Retrieved document score returns 1.0 (100% relevant) when used with LlamaIndex

Description

I am building a RAG pipeline using LlamaIndex and Weaviate as the vector database. I referred to the setup guide based on LlamaIndex documentation here Weaviate Vector Store - LlamaIndex

When performing a query with the query engine, it returns a tuple containing the response and the source nodes. The source nodes contains information such as file metadata and score.

The raw format of score is between 0 to 1, where 0 is irrelevant and 1 is exactly relevant.

Below is an example:

Query Index

query_engine = index.as_query_engine()
response = query_engine.query("Did the author live on Mars?")

source_nodes = response.source_nodes
for node in source_nodes:
    print(node.score)  # It printed 1.0

When querying something that is not found in the document, it is still returned as 100% relevant. This raises a question: how do I know if the retrieved document(s) were actually relevant to me?
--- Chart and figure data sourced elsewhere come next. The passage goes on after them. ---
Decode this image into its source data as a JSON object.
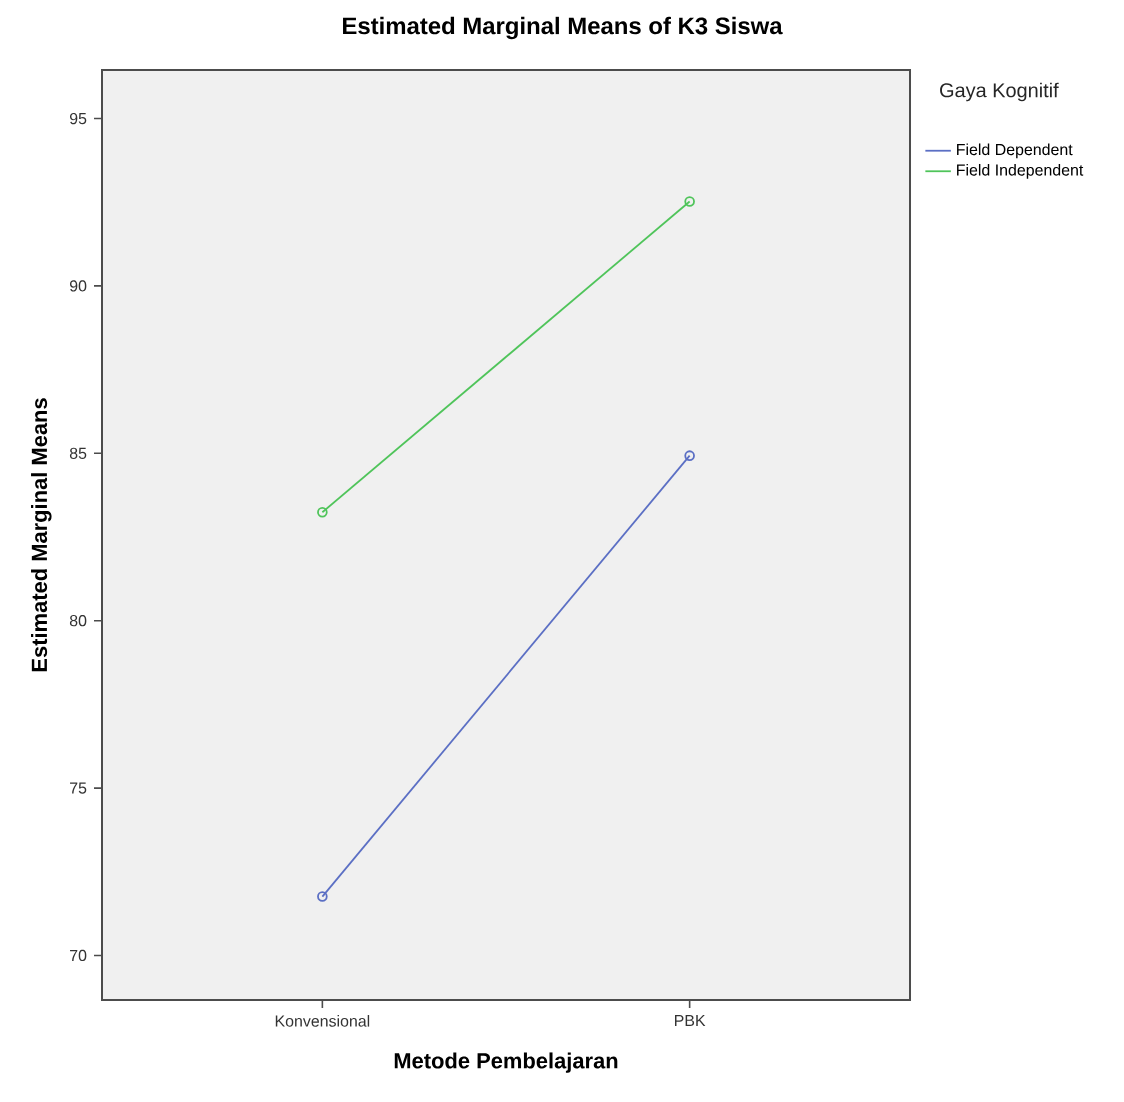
{
  "chart_data": {
    "type": "line",
    "title": "Estimated Marginal Means of K3 Siswa",
    "xlabel": "Metode Pembelajaran",
    "ylabel": "Estimated Marginal Means",
    "legend_title": "Gaya Kognitif",
    "categories": [
      "Konvensional",
      "PBK"
    ],
    "series": [
      {
        "name": "Field Dependent",
        "color": "#5b6fc4",
        "values": [
          71.76,
          84.93
        ]
      },
      {
        "name": "Field Independent",
        "color": "#4fc45a",
        "values": [
          83.24,
          92.52
        ]
      }
    ],
    "ylim": [
      68.67,
      96.45
    ],
    "yticks": [
      70,
      75,
      80,
      85,
      90,
      95
    ],
    "legend": "right",
    "marker": "circle",
    "line_style": "solid"
  }
}
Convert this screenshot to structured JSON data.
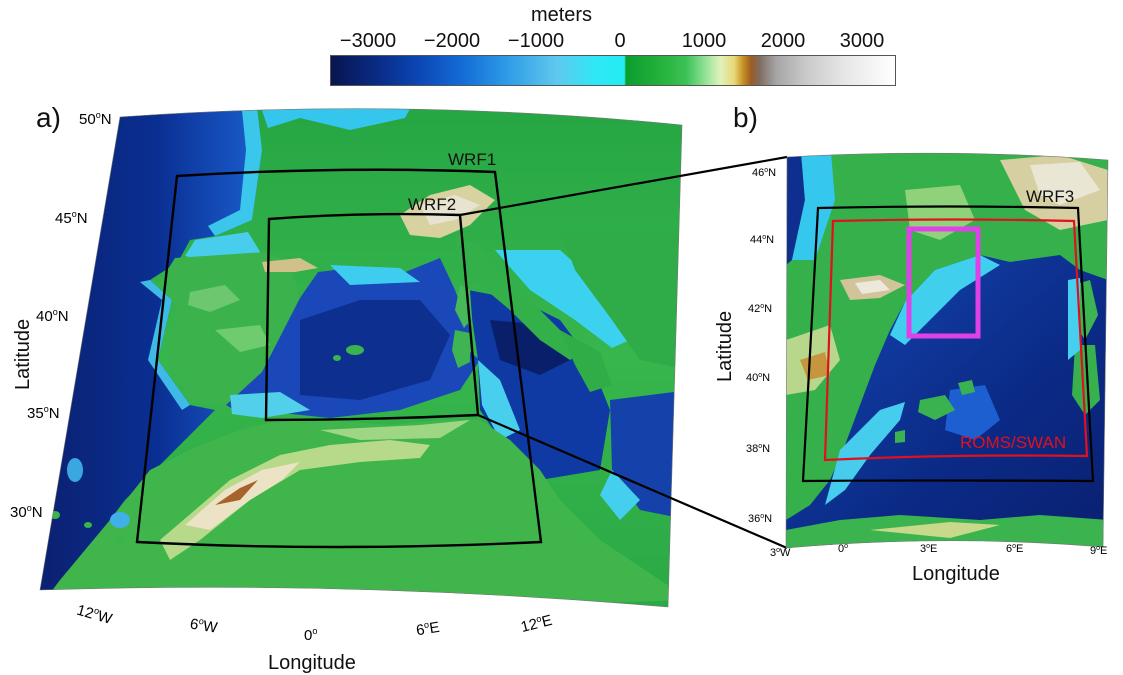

I am unsure whether the scores were not returned from Weaviate, or if LlamaIndex couldn’t accept the scores provided and generated its own.

Server Setup Information

  • Weaviate Server Version: 1.24.0
  • Deployment Method: Docker
  • Running with LlamaIndex version 0.10.13.post1

hi @SoftwearEnginear !

Can you try that with the latest version? I recall some issue with scores that may lead to this.

Also, do you see the same scores when performing the query directly? Not sure what happens between llamaindex and Weaviate, so isolating that would be interesting to debug.

Thanks!

Hi @DudaNogueira, sorry for my late response.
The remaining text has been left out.